Des heures et des heures passèrent, l’emprunteur n’était pas toujours de retour alors qu’il avait juré de revenir le plus tôt possible. Cela obligea Kodio à s’armer de patience, attendant que son voisin revienne de sa course. Selon nos sources, il était 10 heures lorsqu’il prêtait la moto à Boua.
Mais il a finalement patienté des heures et des heures durant, ce dernier n’a pas fait le moindre signe de vie. Jusque là, Kodio patienta espérant que son emprunteur reviendrait bientôt lui remettre sa moto. Il a attendu jusqu’à ce que le soleil commença à disparaître à l’horizon, Boua n’avait montré aucun signe de vie. C’est en ce moment que Kodio commença à s’inquiéter.
Comme par coïncidence, au moment où l’inquiétude commençait à l’envahir, le jeune homme s’est présenté à lui. C’est en ce moment que Kodio poussa un ouf de soulagement. Mais malheureusement cette émotion ne sera que de courte durée.

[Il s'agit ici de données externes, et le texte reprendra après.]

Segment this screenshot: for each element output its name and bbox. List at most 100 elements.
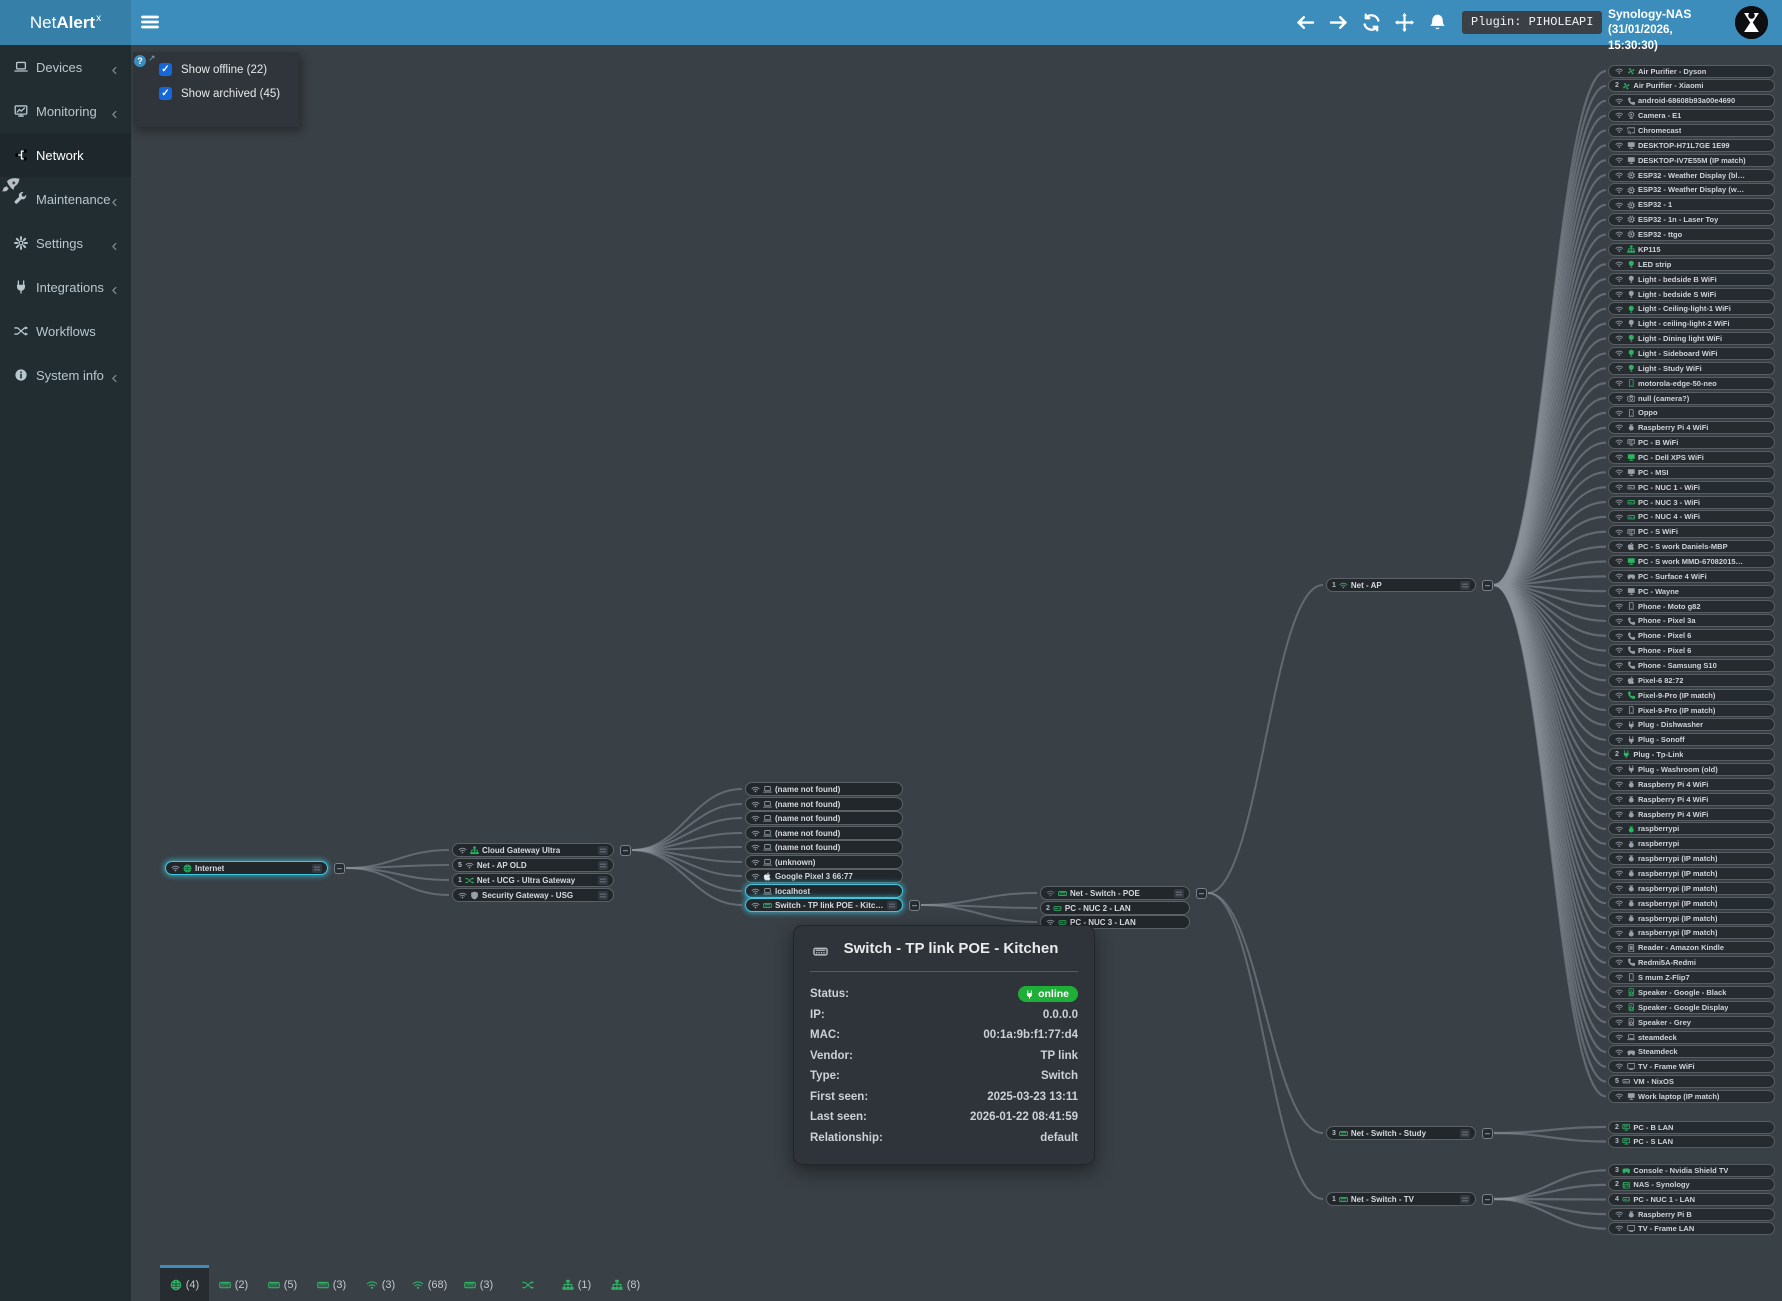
subnet-tab-9[interactable]: (1) (552, 1265, 601, 1301)
device-node[interactable]: Pixel-6 82:72 (1608, 674, 1775, 687)
device-node[interactable]: Reader - Amazon Kindle (1608, 941, 1775, 954)
device-node[interactable]: Redmi5A-Redmi (1608, 956, 1775, 969)
subnet-tab-2[interactable]: (2) (209, 1265, 258, 1301)
device-node[interactable]: KP115 (1608, 243, 1775, 256)
graph-node-sw-poe[interactable]: Net - Switch - POE (1040, 886, 1190, 900)
device-node[interactable]: Phone - Pixel 3a (1608, 614, 1775, 627)
device-node[interactable]: Raspberry Pi 4 WiFi (1608, 421, 1775, 434)
sidebar-item-system-info[interactable]: System info (0, 353, 131, 397)
brand-logo[interactable]: NetAlertx (0, 0, 131, 45)
device-node[interactable]: Phone - Pixel 6 (1608, 644, 1775, 657)
device-node[interactable]: 2NAS - Synology (1608, 1178, 1775, 1191)
collapse-cluster-button[interactable]: – (1482, 1128, 1493, 1139)
subnet-tab-10[interactable]: (8) (601, 1265, 650, 1301)
collapse-cluster-button[interactable]: – (1196, 888, 1207, 899)
device-node[interactable]: 3PC - S LAN (1608, 1135, 1775, 1148)
device-node[interactable]: Light - Sideboard WiFi (1608, 347, 1775, 360)
device-node[interactable]: raspberrypi (1608, 837, 1775, 850)
device-node[interactable]: Light - bedside S WiFi (1608, 288, 1775, 301)
device-node[interactable]: 2PC - B LAN (1608, 1121, 1775, 1134)
show-offline-checkbox[interactable]: ✓ (159, 63, 172, 76)
device-node[interactable]: Phone - Pixel 6 (1608, 629, 1775, 642)
device-node[interactable]: Plug - Sonoff (1608, 733, 1775, 746)
device-node[interactable]: ESP32 - 1n - Laser Toy (1608, 213, 1775, 226)
sidebar-item-devices[interactable]: Devices (0, 45, 131, 89)
device-node[interactable]: Air Purifier - Dyson (1608, 65, 1775, 78)
device-node[interactable]: Raspberry Pi 4 WiFi (1608, 793, 1775, 806)
nav-back-icon[interactable] (1296, 13, 1315, 32)
user-avatar[interactable] (1735, 6, 1768, 39)
refresh-icon[interactable] (1362, 13, 1381, 32)
device-node[interactable]: Plug - Washroom (old) (1608, 763, 1775, 776)
graph-node-sw-tv[interactable]: 1Net - Switch - TV (1326, 1192, 1476, 1206)
graph-node-unknown[interactable]: (unknown) (745, 855, 903, 869)
device-node[interactable]: Light - ceiling-light-2 WiFi (1608, 317, 1775, 330)
graph-node-localhost[interactable]: localhost (745, 884, 903, 898)
device-node[interactable]: Pixel-9-Pro (IP match) (1608, 689, 1775, 702)
device-node[interactable]: PC - S WiFi (1608, 525, 1775, 538)
graph-node-gpixel[interactable]: Google Pixel 3 66:77 (745, 869, 903, 883)
nav-forward-icon[interactable] (1329, 13, 1348, 32)
node-handle-icon[interactable] (598, 891, 608, 900)
device-node[interactable]: PC - MSI (1608, 466, 1775, 479)
node-handle-icon[interactable] (1174, 889, 1184, 898)
device-node[interactable]: Speaker - Grey (1608, 1016, 1775, 1029)
device-node[interactable]: Oppo (1608, 406, 1775, 419)
device-node[interactable]: 3Console - Nvidia Shield TV (1608, 1164, 1775, 1177)
subnet-tab-8[interactable] (503, 1265, 552, 1301)
sidebar-item-monitoring[interactable]: Monitoring (0, 89, 131, 133)
device-node[interactable]: Speaker - Google Display (1608, 1001, 1775, 1014)
device-node[interactable]: Light - Dining light WiFi (1608, 332, 1775, 345)
collapse-cluster-button[interactable]: – (909, 900, 920, 911)
device-node[interactable]: DESKTOP-H71L7GE 1E99 (1608, 139, 1775, 152)
collapse-cluster-button[interactable]: – (620, 845, 631, 856)
device-node[interactable]: 4PC - NUC 1 - LAN (1608, 1193, 1775, 1206)
device-node[interactable]: steamdeck (1608, 1031, 1775, 1044)
sidebar-item-workflows[interactable]: Workflows (0, 309, 131, 353)
device-node[interactable]: PC - Surface 4 WiFi (1608, 570, 1775, 583)
graph-node-net-ap-old[interactable]: 5Net - AP OLD (452, 858, 614, 872)
subnet-tab-6[interactable]: (68) (405, 1265, 454, 1301)
device-node[interactable]: PC - S work MMD-67082015… (1608, 555, 1775, 568)
device-node[interactable]: Camera - E1 (1608, 109, 1775, 122)
device-node[interactable]: null (camera?) (1608, 392, 1775, 405)
device-node[interactable]: raspberrypi (IP match) (1608, 897, 1775, 910)
subnet-tab-3[interactable]: (5) (258, 1265, 307, 1301)
device-node[interactable]: Raspberry Pi 4 WiFi (1608, 778, 1775, 791)
graph-node-nuc2[interactable]: 2PC - NUC 2 - LAN (1040, 901, 1190, 915)
device-node[interactable]: PC - S work Daniels-MBP (1608, 540, 1775, 553)
graph-node-nnf4[interactable]: (name not found) (745, 826, 903, 840)
node-handle-icon[interactable] (1460, 1129, 1470, 1138)
graph-node-nnf1[interactable]: (name not found) (745, 782, 903, 796)
device-node[interactable]: Plug - Dishwasher (1608, 718, 1775, 731)
device-node[interactable]: Raspberry Pi B (1608, 1208, 1775, 1221)
device-node[interactable]: 2Plug - Tp-Link (1608, 748, 1775, 761)
graph-node-net-ap[interactable]: 1Net - AP (1326, 578, 1476, 592)
device-node[interactable]: ESP32 - ttgo (1608, 228, 1775, 241)
device-node[interactable]: Pixel-9-Pro (IP match) (1608, 704, 1775, 717)
subnet-tab-1[interactable]: (4) (160, 1265, 209, 1301)
pan-move-icon[interactable] (1395, 13, 1414, 32)
device-node[interactable]: Speaker - Google - Black (1608, 986, 1775, 999)
sidebar-item-network[interactable]: Network (0, 133, 131, 177)
help-icon[interactable]: ? (134, 55, 146, 67)
collapse-cluster-button[interactable]: – (1482, 1194, 1493, 1205)
device-node[interactable]: android-68608b93a00e4690 (1608, 94, 1775, 107)
device-node[interactable]: DESKTOP-IV7E55M (IP match) (1608, 154, 1775, 167)
rocket-icon[interactable] (1, 175, 21, 195)
device-node[interactable]: PC - NUC 1 - WiFi (1608, 481, 1775, 494)
collapse-cluster-button[interactable]: – (334, 863, 345, 874)
graph-node-nnf2[interactable]: (name not found) (745, 797, 903, 811)
menu-toggle-icon[interactable] (140, 12, 160, 32)
device-node[interactable]: LED strip (1608, 258, 1775, 271)
device-node[interactable]: motorola-edge-50-neo (1608, 377, 1775, 390)
device-node[interactable]: Light - Study WiFi (1608, 362, 1775, 375)
show-archived-checkbox[interactable]: ✓ (159, 87, 172, 100)
device-node[interactable]: Chromecast (1608, 124, 1775, 137)
graph-node-sw-study[interactable]: 3Net - Switch - Study (1326, 1126, 1476, 1140)
graph-node-switch-tp[interactable]: Switch - TP link POE - Kitchen (745, 898, 903, 912)
device-node[interactable]: Phone - Moto g82 (1608, 600, 1775, 613)
device-node[interactable]: PC - Dell XPS WiFi (1608, 451, 1775, 464)
device-node[interactable]: PC - NUC 4 - WiFi (1608, 510, 1775, 523)
notifications-bell-icon[interactable] (1428, 13, 1447, 32)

La cause ? Boua était revenu de sa course sans la moto.
Le propriétaire lui posa (naturellement) la question de savoir ce qu’était advenu de son nouvel engin. Pour toute réponse, le jeune homme lui dit qu’on l’a lui avait volée. Kodio a failli tomber en syncope à l’annonce de cette triste nouvelle. Dans la foulée, le garçon tentera de lui donner des explications pas du tout convaincantes. Ainsi, il dit avoir « arrangé » un inconnu qu’il a transporté pour le déposer quelque part dans un autre quartier.

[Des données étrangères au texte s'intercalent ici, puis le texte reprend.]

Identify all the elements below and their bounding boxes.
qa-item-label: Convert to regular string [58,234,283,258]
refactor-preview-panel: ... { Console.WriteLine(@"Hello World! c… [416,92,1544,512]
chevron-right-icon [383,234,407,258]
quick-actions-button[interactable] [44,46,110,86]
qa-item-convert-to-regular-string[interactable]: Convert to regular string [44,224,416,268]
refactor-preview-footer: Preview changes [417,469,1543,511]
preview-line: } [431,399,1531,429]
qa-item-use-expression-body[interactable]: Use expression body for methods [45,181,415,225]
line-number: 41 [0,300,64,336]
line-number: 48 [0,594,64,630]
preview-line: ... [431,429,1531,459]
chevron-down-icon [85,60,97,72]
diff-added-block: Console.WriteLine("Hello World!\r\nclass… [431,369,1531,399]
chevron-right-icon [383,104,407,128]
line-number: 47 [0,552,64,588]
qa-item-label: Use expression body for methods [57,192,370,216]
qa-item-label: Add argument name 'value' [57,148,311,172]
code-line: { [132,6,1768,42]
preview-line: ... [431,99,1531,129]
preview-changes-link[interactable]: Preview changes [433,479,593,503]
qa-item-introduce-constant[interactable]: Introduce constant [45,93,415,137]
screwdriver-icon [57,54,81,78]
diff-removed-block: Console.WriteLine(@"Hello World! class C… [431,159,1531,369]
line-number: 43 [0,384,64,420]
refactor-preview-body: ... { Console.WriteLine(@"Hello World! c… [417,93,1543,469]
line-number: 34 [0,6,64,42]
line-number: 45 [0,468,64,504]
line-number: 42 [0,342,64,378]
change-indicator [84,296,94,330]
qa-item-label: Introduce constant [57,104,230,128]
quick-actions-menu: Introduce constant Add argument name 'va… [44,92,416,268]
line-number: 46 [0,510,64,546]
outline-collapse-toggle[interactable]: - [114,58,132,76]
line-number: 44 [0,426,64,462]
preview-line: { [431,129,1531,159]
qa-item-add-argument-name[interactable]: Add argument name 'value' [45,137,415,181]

Ce dernier l’aurait grugé pour s’enfuir avec la moto. Trop simple comme explication après un fait de ce genre. Le propriétaire de la moto était loin d’être convaincu avec cette explication visiblement tirée par les cheveux. En réalité le jeune homme avait abusé de sa confiance et avait profité de son extrême gentillesse pour agir de la sorte.
Sans détour, Kodio lui demanda de lui payer sa moto, afin d’éviter d’être trainé devant la justice. Joignant l’acte à la parole, Kodio est directement allé au commissariat de police du quartier pour déposer une plainte contre le jeune homme pour « vol et abus de cofinance ». Entre temps, les langues se délièrent dans leur secteur.
Certaines indiscrétions évoquent une complicité active du nommé Boua avec des voleurs professionnels au profit de qui, il aurait agi. Le cas échéant, il pourrait être suspecté d’un cas de vol par procuration. En attendant d’entrer en possession de sa moto, Kodio rumine toujours son chagrin.